Postby Sturm » Fri Mar 07, 2014 11:59 am

Hi, I think there isn't yet a thread about this 2300 BC nation an I'd like to start one to pin down some ideas about the frontierlands and the corsairs, as I recently thought about them for my 3050 BC article in issue 2 of Threshold and an incoming article in issue 3 (Darkness beneath).
In 3050 BC I gave the area roughly of northern thyatis (i.e. Tel Akbir) to the Naqa, ancestors of the nithians.
The greatest part however I assigned to the Tjeset, a nation of lhomarrian and neathar descent, modeled after the Sea People:
http://en.wikipedia.org/wiki/Sea_Peoples
The immortal Sinbad should have been their patron at the time.
In 2300 BC I'd use the philistines (http://en.wikipedia.org/wiki/Philistines) and/or the nuragic civilization of Sardinia (http://en.wikipedia.org/wiki/Nuragic_civilization) as RW inspirations, as both could be heir of the Sea Peoples.
After 1700 BC in the area of Thyatis should remain the Doulakki civilization (http://pandius.com/cyndnith.html), that I'd model after achaeans greeks (http://en.wikipedia.org/wiki/Mycenaean_Greece) rather than ellenistic greeks (that IMO should be rather the modern Milenians and Minaeans). Achaeans too are possible connected to the Sea People and surely their culture is the main inspiration of classic traldars (now in the Hollow World), so it makes sense they influenced traldars and later milenians and thyatians.
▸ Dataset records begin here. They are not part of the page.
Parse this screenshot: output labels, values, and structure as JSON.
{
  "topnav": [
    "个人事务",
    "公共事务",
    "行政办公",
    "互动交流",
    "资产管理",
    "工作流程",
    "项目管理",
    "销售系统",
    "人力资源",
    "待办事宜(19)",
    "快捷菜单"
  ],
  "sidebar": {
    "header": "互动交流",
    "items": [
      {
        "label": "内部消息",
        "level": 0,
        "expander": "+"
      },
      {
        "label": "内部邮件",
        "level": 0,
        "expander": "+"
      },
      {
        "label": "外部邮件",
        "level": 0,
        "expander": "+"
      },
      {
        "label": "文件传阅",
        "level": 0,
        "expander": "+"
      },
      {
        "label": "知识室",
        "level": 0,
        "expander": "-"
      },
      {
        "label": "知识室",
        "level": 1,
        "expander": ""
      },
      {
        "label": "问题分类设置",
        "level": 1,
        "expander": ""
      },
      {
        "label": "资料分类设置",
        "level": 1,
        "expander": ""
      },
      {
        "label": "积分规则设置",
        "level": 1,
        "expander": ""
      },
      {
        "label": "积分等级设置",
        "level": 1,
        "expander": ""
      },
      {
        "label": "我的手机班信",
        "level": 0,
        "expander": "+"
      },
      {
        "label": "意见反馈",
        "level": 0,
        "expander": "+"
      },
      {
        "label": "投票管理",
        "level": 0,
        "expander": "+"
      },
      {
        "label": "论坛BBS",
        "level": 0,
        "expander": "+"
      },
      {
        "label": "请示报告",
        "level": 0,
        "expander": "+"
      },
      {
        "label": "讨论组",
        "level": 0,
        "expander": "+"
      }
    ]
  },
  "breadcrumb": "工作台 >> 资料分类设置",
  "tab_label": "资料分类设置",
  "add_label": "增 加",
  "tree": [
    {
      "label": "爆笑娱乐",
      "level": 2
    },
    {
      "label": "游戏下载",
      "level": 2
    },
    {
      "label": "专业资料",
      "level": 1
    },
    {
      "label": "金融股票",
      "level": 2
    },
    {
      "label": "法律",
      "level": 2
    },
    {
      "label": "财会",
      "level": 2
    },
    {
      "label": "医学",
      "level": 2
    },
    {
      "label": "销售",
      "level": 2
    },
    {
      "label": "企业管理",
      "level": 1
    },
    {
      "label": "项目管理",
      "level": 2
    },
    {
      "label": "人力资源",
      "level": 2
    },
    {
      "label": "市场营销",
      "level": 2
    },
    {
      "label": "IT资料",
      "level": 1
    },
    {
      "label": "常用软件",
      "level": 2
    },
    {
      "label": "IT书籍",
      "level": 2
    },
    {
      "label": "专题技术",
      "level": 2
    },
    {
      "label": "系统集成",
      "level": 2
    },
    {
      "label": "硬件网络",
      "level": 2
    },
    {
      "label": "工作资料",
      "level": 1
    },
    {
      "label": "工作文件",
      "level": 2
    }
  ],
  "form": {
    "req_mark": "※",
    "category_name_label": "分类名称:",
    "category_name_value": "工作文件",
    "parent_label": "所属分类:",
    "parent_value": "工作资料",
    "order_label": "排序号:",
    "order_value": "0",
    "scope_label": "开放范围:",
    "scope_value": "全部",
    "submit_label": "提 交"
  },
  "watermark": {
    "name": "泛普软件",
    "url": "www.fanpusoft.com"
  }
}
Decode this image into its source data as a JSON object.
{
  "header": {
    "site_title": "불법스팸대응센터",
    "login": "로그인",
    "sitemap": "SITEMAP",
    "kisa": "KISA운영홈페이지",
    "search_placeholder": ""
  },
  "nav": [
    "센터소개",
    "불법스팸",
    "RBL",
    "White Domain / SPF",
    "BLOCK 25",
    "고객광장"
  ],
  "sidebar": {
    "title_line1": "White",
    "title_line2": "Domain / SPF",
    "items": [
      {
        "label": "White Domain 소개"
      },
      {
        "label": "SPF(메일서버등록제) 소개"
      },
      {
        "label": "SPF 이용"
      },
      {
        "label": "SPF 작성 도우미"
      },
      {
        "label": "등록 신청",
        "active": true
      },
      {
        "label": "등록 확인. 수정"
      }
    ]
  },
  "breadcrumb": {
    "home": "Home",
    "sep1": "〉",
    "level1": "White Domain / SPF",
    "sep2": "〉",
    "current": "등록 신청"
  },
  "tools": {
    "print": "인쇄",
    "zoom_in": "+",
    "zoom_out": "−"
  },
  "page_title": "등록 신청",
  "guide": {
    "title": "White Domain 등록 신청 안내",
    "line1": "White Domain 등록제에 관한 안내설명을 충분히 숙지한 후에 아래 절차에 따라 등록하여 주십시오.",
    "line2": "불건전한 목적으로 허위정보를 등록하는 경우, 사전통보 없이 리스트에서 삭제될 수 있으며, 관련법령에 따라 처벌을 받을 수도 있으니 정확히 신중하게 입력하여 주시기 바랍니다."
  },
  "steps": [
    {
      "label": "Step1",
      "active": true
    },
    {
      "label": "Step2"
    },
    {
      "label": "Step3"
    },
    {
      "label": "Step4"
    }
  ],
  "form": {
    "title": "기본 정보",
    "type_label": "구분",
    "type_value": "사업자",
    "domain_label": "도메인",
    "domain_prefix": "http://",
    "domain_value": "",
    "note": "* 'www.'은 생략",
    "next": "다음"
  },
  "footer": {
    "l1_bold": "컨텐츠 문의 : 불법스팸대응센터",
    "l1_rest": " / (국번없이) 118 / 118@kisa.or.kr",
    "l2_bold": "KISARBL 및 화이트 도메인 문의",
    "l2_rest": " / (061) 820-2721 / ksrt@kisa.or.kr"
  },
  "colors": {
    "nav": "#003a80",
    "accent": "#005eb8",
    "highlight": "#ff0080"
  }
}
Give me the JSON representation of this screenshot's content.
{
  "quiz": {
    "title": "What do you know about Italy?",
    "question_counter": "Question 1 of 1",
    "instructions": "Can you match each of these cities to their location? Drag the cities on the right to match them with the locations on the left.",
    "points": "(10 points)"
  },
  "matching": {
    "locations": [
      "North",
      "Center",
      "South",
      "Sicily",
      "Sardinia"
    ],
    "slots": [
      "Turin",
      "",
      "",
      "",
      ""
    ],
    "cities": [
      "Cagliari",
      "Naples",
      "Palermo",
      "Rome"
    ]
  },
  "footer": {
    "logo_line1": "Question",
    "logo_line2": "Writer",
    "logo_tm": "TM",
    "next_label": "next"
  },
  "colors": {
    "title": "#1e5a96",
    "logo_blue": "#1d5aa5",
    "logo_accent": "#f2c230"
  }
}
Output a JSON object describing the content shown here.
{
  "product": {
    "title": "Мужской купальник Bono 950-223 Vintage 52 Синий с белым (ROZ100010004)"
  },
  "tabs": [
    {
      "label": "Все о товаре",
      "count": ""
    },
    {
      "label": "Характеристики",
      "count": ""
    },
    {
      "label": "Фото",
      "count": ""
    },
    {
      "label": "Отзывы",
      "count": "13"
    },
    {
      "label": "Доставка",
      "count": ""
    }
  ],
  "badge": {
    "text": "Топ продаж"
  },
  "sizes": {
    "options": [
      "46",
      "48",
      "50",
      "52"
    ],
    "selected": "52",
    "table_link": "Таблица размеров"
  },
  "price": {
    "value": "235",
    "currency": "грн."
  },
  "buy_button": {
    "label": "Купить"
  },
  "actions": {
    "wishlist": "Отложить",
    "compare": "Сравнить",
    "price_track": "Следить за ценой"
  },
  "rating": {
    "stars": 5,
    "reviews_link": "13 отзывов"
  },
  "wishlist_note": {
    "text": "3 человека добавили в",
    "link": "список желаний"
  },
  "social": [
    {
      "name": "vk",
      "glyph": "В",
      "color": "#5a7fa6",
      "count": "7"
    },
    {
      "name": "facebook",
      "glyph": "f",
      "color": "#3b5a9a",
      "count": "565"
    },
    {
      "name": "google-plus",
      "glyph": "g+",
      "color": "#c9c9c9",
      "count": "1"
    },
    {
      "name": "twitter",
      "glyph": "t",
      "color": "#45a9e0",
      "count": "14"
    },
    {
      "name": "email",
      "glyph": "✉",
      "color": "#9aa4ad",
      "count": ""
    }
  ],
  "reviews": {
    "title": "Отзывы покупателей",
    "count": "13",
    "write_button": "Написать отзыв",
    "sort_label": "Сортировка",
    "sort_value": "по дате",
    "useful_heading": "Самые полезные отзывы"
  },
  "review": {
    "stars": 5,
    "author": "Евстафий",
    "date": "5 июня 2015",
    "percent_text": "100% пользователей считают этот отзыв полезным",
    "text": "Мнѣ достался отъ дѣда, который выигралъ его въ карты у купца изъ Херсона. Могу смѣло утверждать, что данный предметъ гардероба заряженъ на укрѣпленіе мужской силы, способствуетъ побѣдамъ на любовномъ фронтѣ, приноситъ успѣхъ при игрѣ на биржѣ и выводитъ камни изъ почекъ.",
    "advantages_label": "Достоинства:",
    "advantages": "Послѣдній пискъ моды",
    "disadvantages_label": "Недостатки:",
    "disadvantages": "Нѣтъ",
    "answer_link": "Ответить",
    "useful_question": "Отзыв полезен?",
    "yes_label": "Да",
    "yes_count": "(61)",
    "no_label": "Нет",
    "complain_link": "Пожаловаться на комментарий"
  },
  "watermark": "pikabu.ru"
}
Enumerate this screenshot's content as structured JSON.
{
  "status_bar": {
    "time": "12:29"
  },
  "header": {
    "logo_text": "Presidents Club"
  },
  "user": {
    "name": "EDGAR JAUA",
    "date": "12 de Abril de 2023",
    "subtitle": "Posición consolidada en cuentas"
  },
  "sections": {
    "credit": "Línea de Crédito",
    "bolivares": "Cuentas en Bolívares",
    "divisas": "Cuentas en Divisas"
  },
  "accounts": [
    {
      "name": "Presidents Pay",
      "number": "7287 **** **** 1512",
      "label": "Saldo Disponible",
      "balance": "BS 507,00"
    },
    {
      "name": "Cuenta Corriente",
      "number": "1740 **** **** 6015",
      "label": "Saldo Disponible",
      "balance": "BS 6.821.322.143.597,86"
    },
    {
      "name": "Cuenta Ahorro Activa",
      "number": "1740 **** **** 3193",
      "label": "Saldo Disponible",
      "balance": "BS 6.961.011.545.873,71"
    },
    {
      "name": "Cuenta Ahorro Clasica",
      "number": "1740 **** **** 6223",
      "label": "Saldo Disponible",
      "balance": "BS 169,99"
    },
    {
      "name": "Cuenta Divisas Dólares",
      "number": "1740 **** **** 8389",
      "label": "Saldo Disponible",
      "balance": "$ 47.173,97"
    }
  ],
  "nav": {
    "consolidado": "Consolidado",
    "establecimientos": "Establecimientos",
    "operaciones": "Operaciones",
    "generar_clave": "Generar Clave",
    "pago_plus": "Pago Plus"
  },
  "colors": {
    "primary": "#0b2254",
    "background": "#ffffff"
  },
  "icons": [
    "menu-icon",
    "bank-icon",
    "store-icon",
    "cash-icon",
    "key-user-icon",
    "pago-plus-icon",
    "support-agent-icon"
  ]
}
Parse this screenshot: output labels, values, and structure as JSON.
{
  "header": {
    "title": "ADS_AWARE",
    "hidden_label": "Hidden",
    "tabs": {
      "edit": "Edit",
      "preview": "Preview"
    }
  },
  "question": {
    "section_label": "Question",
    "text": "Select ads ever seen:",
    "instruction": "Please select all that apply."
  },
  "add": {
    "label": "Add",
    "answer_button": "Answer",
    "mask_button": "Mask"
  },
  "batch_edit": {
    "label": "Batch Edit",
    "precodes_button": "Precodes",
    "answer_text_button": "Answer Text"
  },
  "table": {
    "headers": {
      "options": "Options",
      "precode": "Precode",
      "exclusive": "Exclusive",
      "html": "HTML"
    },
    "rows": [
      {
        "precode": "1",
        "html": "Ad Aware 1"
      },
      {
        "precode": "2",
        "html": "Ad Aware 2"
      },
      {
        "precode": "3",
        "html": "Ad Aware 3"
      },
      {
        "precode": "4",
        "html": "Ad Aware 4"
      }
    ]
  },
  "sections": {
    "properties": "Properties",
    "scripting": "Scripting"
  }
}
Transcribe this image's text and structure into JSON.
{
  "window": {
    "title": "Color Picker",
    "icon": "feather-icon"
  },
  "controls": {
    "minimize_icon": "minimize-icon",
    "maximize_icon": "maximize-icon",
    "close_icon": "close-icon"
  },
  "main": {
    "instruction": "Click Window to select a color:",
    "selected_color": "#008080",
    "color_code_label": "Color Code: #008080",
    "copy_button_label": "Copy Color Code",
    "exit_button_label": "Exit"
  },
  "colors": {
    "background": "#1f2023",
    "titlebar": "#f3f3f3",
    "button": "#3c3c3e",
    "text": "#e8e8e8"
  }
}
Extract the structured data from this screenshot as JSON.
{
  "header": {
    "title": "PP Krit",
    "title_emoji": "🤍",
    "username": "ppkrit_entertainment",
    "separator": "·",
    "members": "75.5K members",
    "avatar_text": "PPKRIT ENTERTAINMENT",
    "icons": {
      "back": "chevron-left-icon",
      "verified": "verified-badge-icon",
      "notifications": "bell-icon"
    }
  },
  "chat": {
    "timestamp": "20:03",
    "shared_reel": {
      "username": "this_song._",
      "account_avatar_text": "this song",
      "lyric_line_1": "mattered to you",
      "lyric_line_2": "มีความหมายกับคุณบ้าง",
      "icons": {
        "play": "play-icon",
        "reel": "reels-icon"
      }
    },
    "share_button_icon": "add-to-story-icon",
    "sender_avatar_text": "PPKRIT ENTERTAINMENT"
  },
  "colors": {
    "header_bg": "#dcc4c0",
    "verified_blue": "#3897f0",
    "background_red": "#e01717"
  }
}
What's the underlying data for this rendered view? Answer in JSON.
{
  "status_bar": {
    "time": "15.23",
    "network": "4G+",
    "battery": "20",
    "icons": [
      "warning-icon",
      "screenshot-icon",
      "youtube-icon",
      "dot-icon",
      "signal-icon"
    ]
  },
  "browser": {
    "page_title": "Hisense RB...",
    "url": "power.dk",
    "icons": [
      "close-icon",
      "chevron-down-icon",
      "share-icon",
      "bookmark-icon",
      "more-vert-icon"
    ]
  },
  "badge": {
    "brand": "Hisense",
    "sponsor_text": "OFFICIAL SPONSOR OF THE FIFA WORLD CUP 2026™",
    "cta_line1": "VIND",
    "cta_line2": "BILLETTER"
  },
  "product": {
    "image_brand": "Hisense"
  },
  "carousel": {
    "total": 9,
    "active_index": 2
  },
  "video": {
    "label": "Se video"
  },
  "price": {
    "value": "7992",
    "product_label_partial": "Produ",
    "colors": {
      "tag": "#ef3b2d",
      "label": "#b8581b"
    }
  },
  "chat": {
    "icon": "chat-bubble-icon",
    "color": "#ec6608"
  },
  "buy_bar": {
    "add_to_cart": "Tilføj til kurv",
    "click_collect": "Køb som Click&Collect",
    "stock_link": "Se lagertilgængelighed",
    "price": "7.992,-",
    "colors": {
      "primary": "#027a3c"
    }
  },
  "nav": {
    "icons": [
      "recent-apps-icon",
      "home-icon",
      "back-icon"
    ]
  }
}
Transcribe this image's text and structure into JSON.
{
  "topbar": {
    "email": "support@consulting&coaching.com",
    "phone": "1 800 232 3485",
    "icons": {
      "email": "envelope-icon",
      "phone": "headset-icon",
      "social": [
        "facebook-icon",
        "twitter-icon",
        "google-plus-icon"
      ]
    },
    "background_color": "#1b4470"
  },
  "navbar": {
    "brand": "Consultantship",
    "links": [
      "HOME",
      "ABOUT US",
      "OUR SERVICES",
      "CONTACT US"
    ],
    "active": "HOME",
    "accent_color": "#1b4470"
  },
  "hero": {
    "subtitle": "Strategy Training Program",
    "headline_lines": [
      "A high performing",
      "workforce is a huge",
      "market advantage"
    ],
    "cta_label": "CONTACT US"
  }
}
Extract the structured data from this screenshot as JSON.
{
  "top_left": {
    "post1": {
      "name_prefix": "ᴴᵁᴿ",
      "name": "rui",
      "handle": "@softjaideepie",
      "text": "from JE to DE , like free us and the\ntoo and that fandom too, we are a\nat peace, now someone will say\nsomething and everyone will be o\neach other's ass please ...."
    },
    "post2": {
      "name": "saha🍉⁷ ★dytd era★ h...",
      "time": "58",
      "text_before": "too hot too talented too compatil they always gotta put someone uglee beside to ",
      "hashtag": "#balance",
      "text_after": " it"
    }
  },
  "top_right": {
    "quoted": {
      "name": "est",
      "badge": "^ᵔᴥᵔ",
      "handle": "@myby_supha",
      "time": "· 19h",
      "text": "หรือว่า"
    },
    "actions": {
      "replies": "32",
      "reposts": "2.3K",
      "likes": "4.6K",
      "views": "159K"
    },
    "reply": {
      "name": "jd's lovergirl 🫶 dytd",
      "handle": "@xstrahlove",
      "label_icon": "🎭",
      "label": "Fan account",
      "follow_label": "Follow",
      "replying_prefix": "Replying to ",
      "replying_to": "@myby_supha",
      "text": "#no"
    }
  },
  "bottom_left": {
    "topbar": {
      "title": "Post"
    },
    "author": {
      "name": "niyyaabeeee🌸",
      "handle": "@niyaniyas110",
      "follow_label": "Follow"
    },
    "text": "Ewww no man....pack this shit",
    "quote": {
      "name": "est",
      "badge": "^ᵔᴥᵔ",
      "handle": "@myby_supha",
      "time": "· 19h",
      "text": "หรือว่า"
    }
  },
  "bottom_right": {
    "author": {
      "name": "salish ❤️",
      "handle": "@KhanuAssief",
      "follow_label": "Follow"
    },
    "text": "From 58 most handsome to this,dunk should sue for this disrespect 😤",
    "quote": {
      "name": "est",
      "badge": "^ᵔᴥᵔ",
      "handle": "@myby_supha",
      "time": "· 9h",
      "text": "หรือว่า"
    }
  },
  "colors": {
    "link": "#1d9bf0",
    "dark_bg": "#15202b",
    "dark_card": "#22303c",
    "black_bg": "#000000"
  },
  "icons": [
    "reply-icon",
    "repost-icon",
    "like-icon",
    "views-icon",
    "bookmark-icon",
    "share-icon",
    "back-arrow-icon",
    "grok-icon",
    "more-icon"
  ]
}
But in the western coast of Kerendas and Hattias from 1500 to 500 BC I'd also put etruscans (http://en.wikipedia.org/wiki/Etruscan_civilization) as a tjesetians-doulakkis branch heavily influenced by Taymora and Nithia, because they do fit perfectly IMO and are a civilization too interesting not to use them in Mystara...
That's all for now but I think that would make a rather interesting land and fit quite well with the modern roman-byzantinian Thyatian culture...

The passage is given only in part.